The fictional thirteen-year-old Evyn is a serf in Wales whose dream is to become a storiawr, or a storyteller. His big moment seems to arrive when he is due to recite the epic poem The Song of Roland at the upcoming Eostre festival. Not even the arrival of his father’s twin brother, Morgan, a notorious troublemaker, can dampen his spirits. But, true to his reputation, Uncle Morgan gets drunk at the festival, and picking a fight with the sons of a powerful lord, kills one of them. In revenge, the lordlings come for Morgan but kill Evyn’s father in a case of mistaken identity. To keep Evyn quiet about what has happened, they cut out his tongue, mutilating him for life and leaving him mute.

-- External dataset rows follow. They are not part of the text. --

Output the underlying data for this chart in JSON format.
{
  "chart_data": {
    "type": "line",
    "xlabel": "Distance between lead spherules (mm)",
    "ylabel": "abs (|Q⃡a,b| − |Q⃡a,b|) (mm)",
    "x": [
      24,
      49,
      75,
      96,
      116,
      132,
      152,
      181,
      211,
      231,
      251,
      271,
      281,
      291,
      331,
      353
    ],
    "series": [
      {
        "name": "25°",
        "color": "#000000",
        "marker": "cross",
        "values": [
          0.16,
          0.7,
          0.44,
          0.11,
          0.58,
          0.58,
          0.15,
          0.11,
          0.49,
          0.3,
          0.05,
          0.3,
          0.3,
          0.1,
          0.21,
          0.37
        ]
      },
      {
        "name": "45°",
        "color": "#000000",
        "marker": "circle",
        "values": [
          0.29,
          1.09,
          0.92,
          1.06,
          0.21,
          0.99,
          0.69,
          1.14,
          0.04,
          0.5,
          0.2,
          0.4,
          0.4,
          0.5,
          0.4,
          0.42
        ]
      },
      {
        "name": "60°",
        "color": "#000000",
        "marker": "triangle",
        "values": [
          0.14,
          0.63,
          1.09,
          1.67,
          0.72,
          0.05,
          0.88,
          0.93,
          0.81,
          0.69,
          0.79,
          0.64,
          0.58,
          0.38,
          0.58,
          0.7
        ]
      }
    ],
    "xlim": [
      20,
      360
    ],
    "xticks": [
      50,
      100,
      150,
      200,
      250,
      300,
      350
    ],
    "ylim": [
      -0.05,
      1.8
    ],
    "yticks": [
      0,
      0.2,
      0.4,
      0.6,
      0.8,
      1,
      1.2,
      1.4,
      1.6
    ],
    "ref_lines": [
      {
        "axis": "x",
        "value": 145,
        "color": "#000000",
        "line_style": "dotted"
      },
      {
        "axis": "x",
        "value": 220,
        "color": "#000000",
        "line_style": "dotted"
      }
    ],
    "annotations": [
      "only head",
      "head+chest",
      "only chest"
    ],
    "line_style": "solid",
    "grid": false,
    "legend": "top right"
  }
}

Then things go from bad to worse. Not only is Uncle Morgan on the lam, he is also deep in debt. To pay off his creditors, he takes the now “useless” Evyn to the city of Exeter, selling him into slavery to the kindly Lady Ealdgyth Swanneck, the common-law mistress of Harold Godwinson, Earl of Wessex and future king of England. Lady Ealdgyth is a figure from history, although her role is a difficult one since Harold also has an official wife, Edith, sister of the earls Edwin and Morcar, who were important for a Welsh alliance.



Evyn’s luck now changes: his new owner takes an interest in the boy. Not knowing his name and unable to communicate with him, Lady Ealdgyth names him Shadow. When Evyn breaks his arm, she takes pity on him and sends him to a monastery to recuperate. There, he befriends Lewys, a monk who teaches him to read and write, and schools him about the demands of duty and honor.

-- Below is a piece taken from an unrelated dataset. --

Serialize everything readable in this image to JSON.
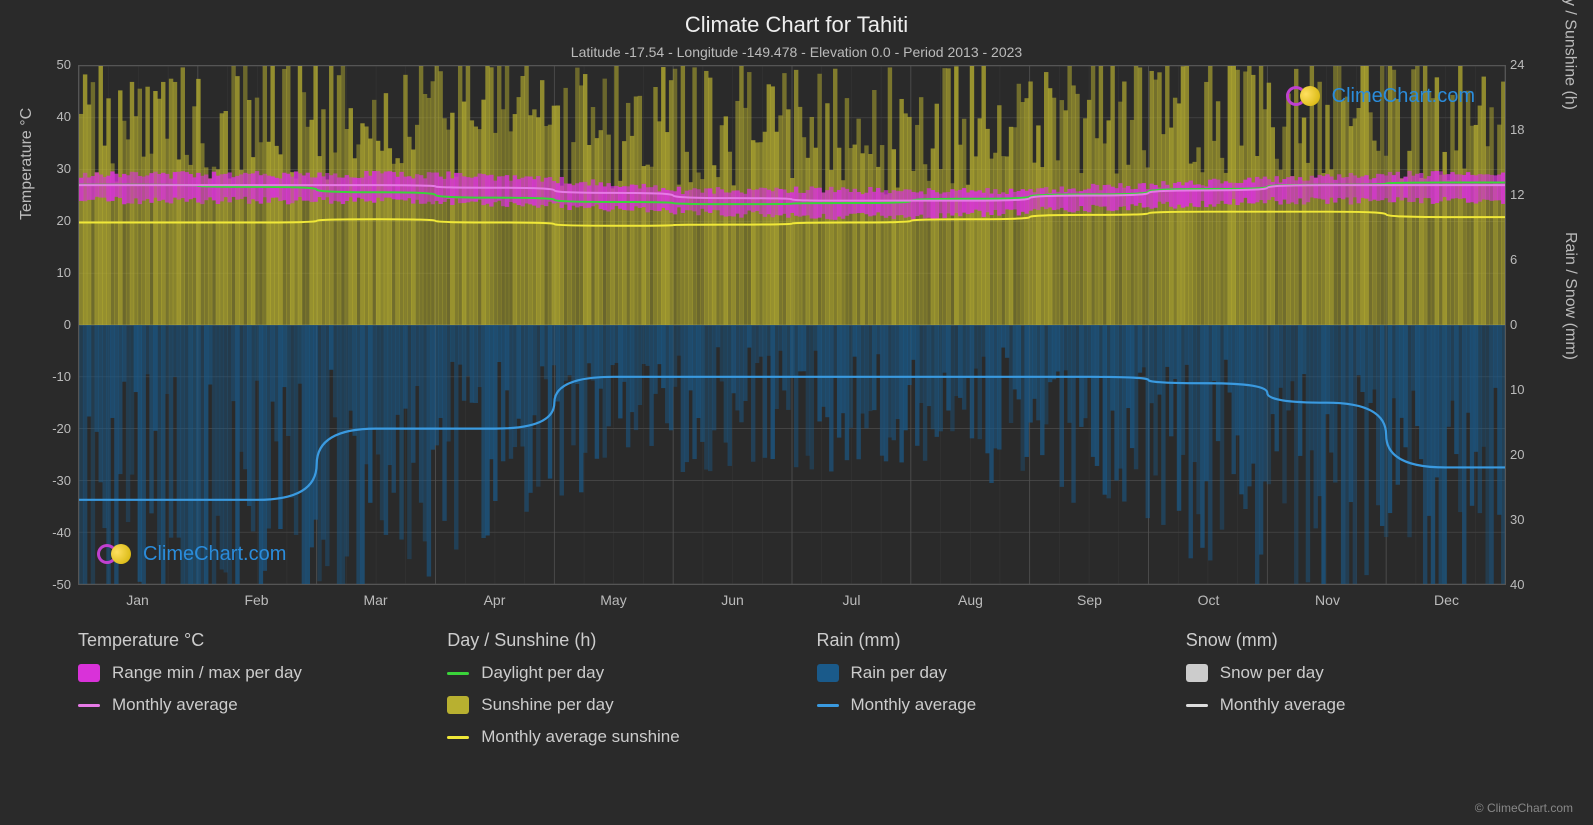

When Evyn returns in 1064, Harold needs his help: he and his men are off to fight the rebellious real-life Gruffydd ap Llywelyn of Gwynedd, king of Wales (who in the book is also the man whose sons killed Evyn’s father). Because Evyn knows the area well, Harold takes him along as a guide. After the successful battle, the boy is freed from slavery and upgraded in status to Harold’s squire. Soon, he becomes Earl Harold’s personal companion, and the pair travel through the countryside growing close to each other. To Evyn, Harold is a father figure and a model of the chivalrous nobility he learned about from Lewys. He chronicles Harold’s adventures, from suppressing other Welsh rebellions, to being shipwrecked, to being held for ransom by Duke William of Normandy.

King Edward the Confessor dies in 1066, and the assembly of feudal lords known as the Witan sticks to the old man’s dying wish to select Harold to succeed as king. Taking the name Harold II, the new king immediately has to confront others who also wanted the throne. The primary challenge comes from his own brother Tostig, who has aligned himself with the fierce warrior king Harald Hardrada, the ruler of Norway. Evyn, now Harold II’s adopted son, witnesses the Battle of Fulford at which Norway is defeated and Tostig is killed.



However, Harold II’s reign is destined to be very short, as William of Normandy takes advantage of the fact that the English army has been weakened by its confrontation with Norway to attack. This culminates in the famous Battle of Hastings, which seals the fate of the Anglo-Saxons. Harold is killed during the fighting, as are his remaining brothers.

The novel ends as Evyn, grievously wounded on the battlefield, returns to the monastery where he had healed before and spends the rest of his life writing down the events of his time with King Harold.